Design an onboarding interaction:
I'm designing onboarding for a B2B SaaS tool
aimed at operations managers who are not technical.
What interaction patterns should I use to guide
first-time setup without overwhelming them?
→ Claude recommends patterns matched to the audience's mental model, with progressive disclosure principles applied and anti-patterns flagged.
Audit for interaction problems:
Here's our checkout flow: [paste flow or describe steps].
Flag every interaction anti-pattern you can find.
I'm especially worried about error recovery and feedback timing.
→ Claude runs the flow against Norman's fundamentals and the five dimensions, returns ranked issues with severity, and suggests specific fixes.
Specify a micro-interaction:
Write the full micro-interaction spec for a
"save draft" action in a form builder tool.
Include trigger, rules, feedback, and loop behaviour.
→ Claude returns a complete spec using the trigger → rules → feedback → loops framework, formatted for handoff.
Full flow spec for engineering handoff:
I'm redesigning the money transfer flow in a mobile banking app.
Map the complete interaction: every step, edge case, error state,
empty state, loading moment, and success feedback.

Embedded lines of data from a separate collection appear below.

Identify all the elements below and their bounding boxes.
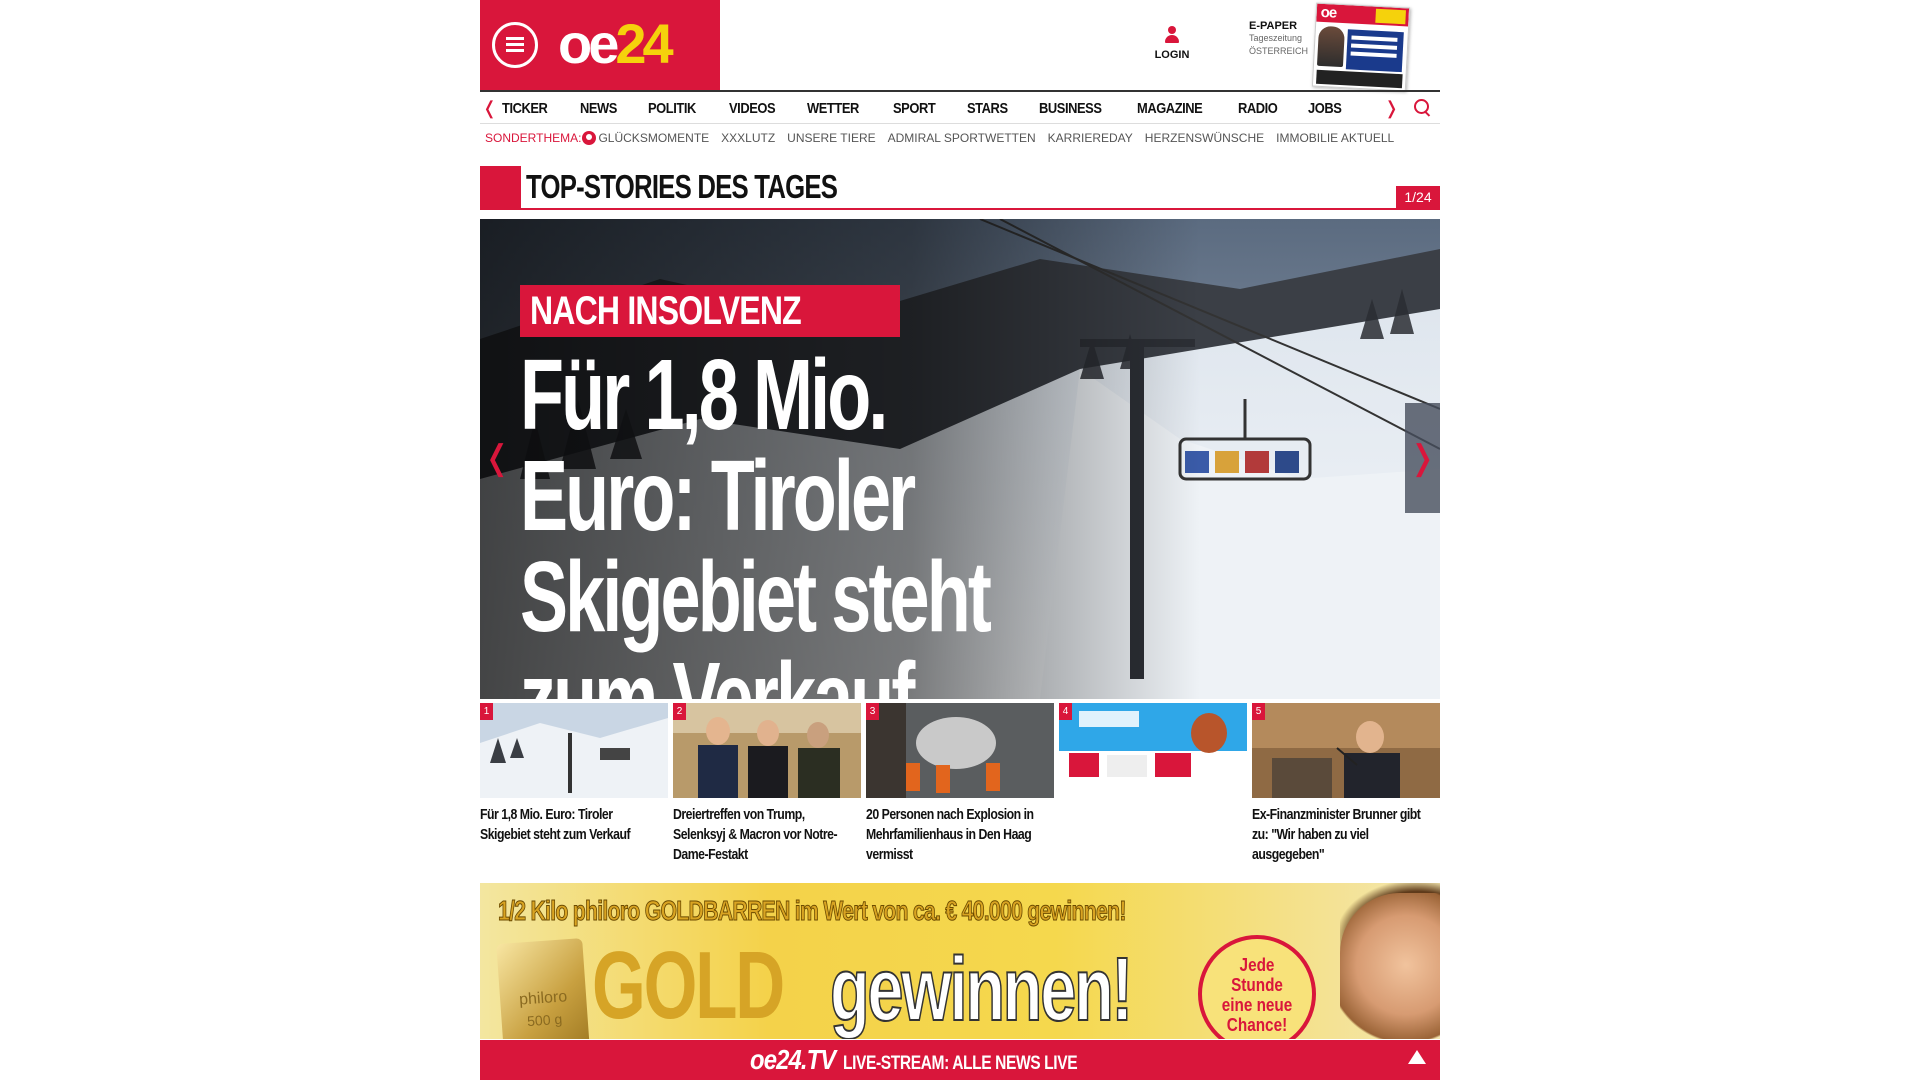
slide-counter: 1/24 [1396, 186, 1440, 208]
slider-next-icon[interactable]: ❭ [1405, 403, 1440, 513]
banner-gewinnen-word: gewinnen! [829, 939, 1134, 1039]
thumb-image-explosion-rescue: 3 [866, 703, 1054, 798]
hero-headline[interactable]: Für 1,8 Mio. Euro: Tiroler Skigebiet ste… [520, 345, 1038, 700]
oe24tv-logo: oe24.TV [750, 1044, 836, 1075]
thumb-image-brunner: 5 [1252, 703, 1440, 798]
nav-item-politik[interactable]: POLITIK [648, 100, 696, 117]
nav-item-jobs[interactable]: JOBS [1308, 100, 1342, 117]
live-stream-bar[interactable]: oe24.TV LIVE-STREAM: ALLE NEWS LIVE [480, 1040, 1440, 1080]
logo-block[interactable]: oe24 [480, 0, 720, 90]
story-thumb-3[interactable]: 3 20 Personen nach Explosion in Mehrfami… [866, 703, 1054, 865]
slider-prev-icon[interactable]: ❬ [480, 403, 514, 513]
thumb-title[interactable]: Dreiertreffen von Trump, Selenksyj & Mac… [673, 805, 858, 865]
topic-xxxlutz[interactable]: XXXLUTZ [721, 131, 775, 145]
topic-herzenswuensche[interactable]: HERZENSWÜNSCHE [1145, 131, 1264, 145]
nav-item-business[interactable]: BUSINESS [1039, 100, 1102, 117]
search-icon[interactable] [1413, 98, 1433, 118]
thumb-image-5g-ad: 4 [1059, 703, 1247, 798]
nav-prev-icon[interactable]: ❬ [482, 98, 497, 118]
thumb-image-trump-macron-zelensky: 2 [673, 703, 861, 798]
main-nav: ❬ TICKER NEWS POLITIK VIDEOS WETTER SPOR… [480, 90, 1440, 124]
story-thumb-1[interactable]: 1 Für 1,8 Mio. Euro: Tiroler Skigebiet s… [480, 703, 668, 845]
hero-kicker: NACH INSOLVENZ [520, 285, 900, 337]
topic-immobilie-aktuell[interactable]: IMMOBILIE AKTUELL [1276, 131, 1394, 145]
story-thumb-2[interactable]: 2 Dreiertreffen von Trump, Selenksyj & M… [673, 703, 861, 865]
banner-headline: 1/2 Kilo philoro GOLDBARREN im Wert von … [498, 895, 1127, 927]
nav-item-ticker[interactable]: TICKER [502, 100, 548, 117]
topic-karriereday[interactable]: KARRIEREDAY [1048, 131, 1133, 145]
thumb-title[interactable]: 20 Personen nach Explosion in Mehrfamili… [866, 805, 1051, 865]
thumb-image-ski-lift: 1 [480, 703, 668, 798]
expand-up-icon[interactable] [1408, 1050, 1426, 1064]
site-header: oe24 LOGIN E-PAPER Tageszeitung ÖSTERREI… [480, 0, 1440, 92]
story-thumb-4-ad[interactable]: 4 [1059, 703, 1247, 798]
epaper-subtitle: Tageszeitung [1249, 33, 1303, 43]
story-thumb-5[interactable]: 5 Ex-Finanzminister Brunner gibt zu: "Wi… [1252, 703, 1440, 865]
login-button[interactable]: LOGIN [1152, 26, 1192, 61]
nav-item-magazine[interactable]: MAGAZINE [1137, 100, 1203, 117]
user-icon [1164, 26, 1180, 46]
topic-admiral-sportwetten[interactable]: ADMIRAL SPORTWETTEN [888, 131, 1036, 145]
special-topics-bar: SONDERTHEMA: GLÜCKSMOMENTE XXXLUTZ UNSER… [480, 126, 1440, 150]
login-label: LOGIN [1154, 49, 1190, 61]
model-face-image [1340, 893, 1440, 1039]
epaper-title: E-PAPER [1249, 20, 1298, 32]
nav-item-videos[interactable]: VIDEOS [729, 100, 776, 117]
live-stream-link[interactable]: oe24.TV LIVE-STREAM: ALLE NEWS LIVE [750, 1044, 1128, 1076]
story-thumbnails: 1 Für 1,8 Mio. Euro: Tiroler Skigebiet s… [480, 703, 1440, 873]
nav-item-news[interactable]: NEWS [580, 100, 617, 117]
hamburger-menu-icon[interactable] [492, 22, 538, 68]
thumb-title[interactable]: Ex-Finanzminister Brunner gibt zu: "Wir … [1252, 805, 1437, 865]
special-topics-label: SONDERTHEMA: [485, 131, 582, 145]
nav-items: TICKER NEWS POLITIK VIDEOS WETTER SPORT … [502, 100, 1372, 117]
section-accent-bar [480, 166, 521, 210]
lucky-clover-icon [582, 131, 597, 145]
oe24-logo[interactable]: oe24 [558, 14, 674, 74]
epaper-cover-thumbnail[interactable]: oe [1311, 2, 1411, 92]
thumb-title[interactable]: Für 1,8 Mio. Euro: Tiroler Skigebiet ste… [480, 805, 665, 845]
nav-next-icon[interactable]: ❭ [1384, 98, 1399, 118]
nav-item-stars[interactable]: STARS [967, 100, 1008, 117]
gold-bar-image: philoro 500 g [496, 938, 590, 1039]
banner-gold-word: GOLD [592, 932, 785, 1039]
nav-item-sport[interactable]: SPORT [893, 100, 936, 117]
nav-item-radio[interactable]: RADIO [1238, 100, 1278, 117]
top-stories-header: TOP-STORIES DES TAGES 1/24 [480, 166, 1440, 210]
topic-unsere-tiere[interactable]: UNSERE TIERE [787, 131, 875, 145]
live-stream-label: LIVE-STREAM: ALLE NEWS LIVE [842, 1053, 1078, 1074]
gold-bar-brand: philoro [519, 988, 568, 1008]
section-title: TOP-STORIES DES TAGES [526, 168, 838, 205]
hourly-chance-badge: Jede Stunde eine neue Chance! [1198, 935, 1316, 1039]
topic-gluecksmomente[interactable]: GLÜCKSMOMENTE [598, 131, 709, 145]
section-underline [521, 208, 1440, 210]
gold-bar-weight: 500 g [527, 1011, 563, 1029]
epaper-link[interactable]: E-PAPER Tageszeitung ÖSTERREICH [1249, 20, 1319, 58]
page: oe24 LOGIN E-PAPER Tageszeitung ÖSTERREI… [480, 0, 1440, 1080]
epaper-edition: ÖSTERREICH [1249, 46, 1309, 56]
nav-item-wetter[interactable]: WETTER [807, 100, 859, 117]
gold-giveaway-banner[interactable]: 1/2 Kilo philoro GOLDBARREN im Wert von … [480, 883, 1440, 1039]
hero-slide[interactable]: NACH INSOLVENZ Für 1,8 Mio. Euro: Tirole… [480, 219, 1440, 699]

Format the output as an interaction spec I can hand
directly to my engineering team.
→ Claude returns a structured spec with flows, state tables, feedback timing, error recovery paths, and copy guidance, formatted for developer handoff without ambiguity.
Component state system for a design system:
We're building a design system for a healthcare platform.
Define the full interaction behaviour for our form components:
text input, dropdown, date picker, and file upload.
Include all states, transitions, error handling,
and accessibility behaviour for each.
→ Claude produces a component-by-component state specification with interaction rules, ARIA state notes, and transition logic for each component.
Service designer: apply IxD across touchpoints:
I'm a service designer working on a hospital patient journey
that spans a mobile app, a check-in kiosk, and an in-person
consultation with a nurse. Apply interaction design principles
across all three touchpoints. Where do the principles hold,
where do they break down, and where is the experience
most likely to fail between channels?
→ Claude maps interaction quality across each touchpoint, identifies where the five dimensions conflict between channels, and flags the highest-risk handoff moments in the journey.
Redesign with constraint: tight deadline:
We're three days from a development handoff and we just
discovered our error states are completely undefined.
We have a 12-screen flow. What's the minimum interaction
design work we need to do before handoff, in what order,
and what can we defer safely?
→ Claude returns a triage plan prioritising critical error paths, a minimum viable state spec for each screen, and a clear list of what to document in a follow-up sprint.
Every interaction design decision balances three questions:
- Behaviour: Does the system respond the way the user predicts it will?
- Feedback: Does the user know what happened, what's happening, and what to do next?
- Timing: Does that feedback arrive at the moment it's needed, not too early and not too late?
When all three align, the interaction disappears. The user just gets things done.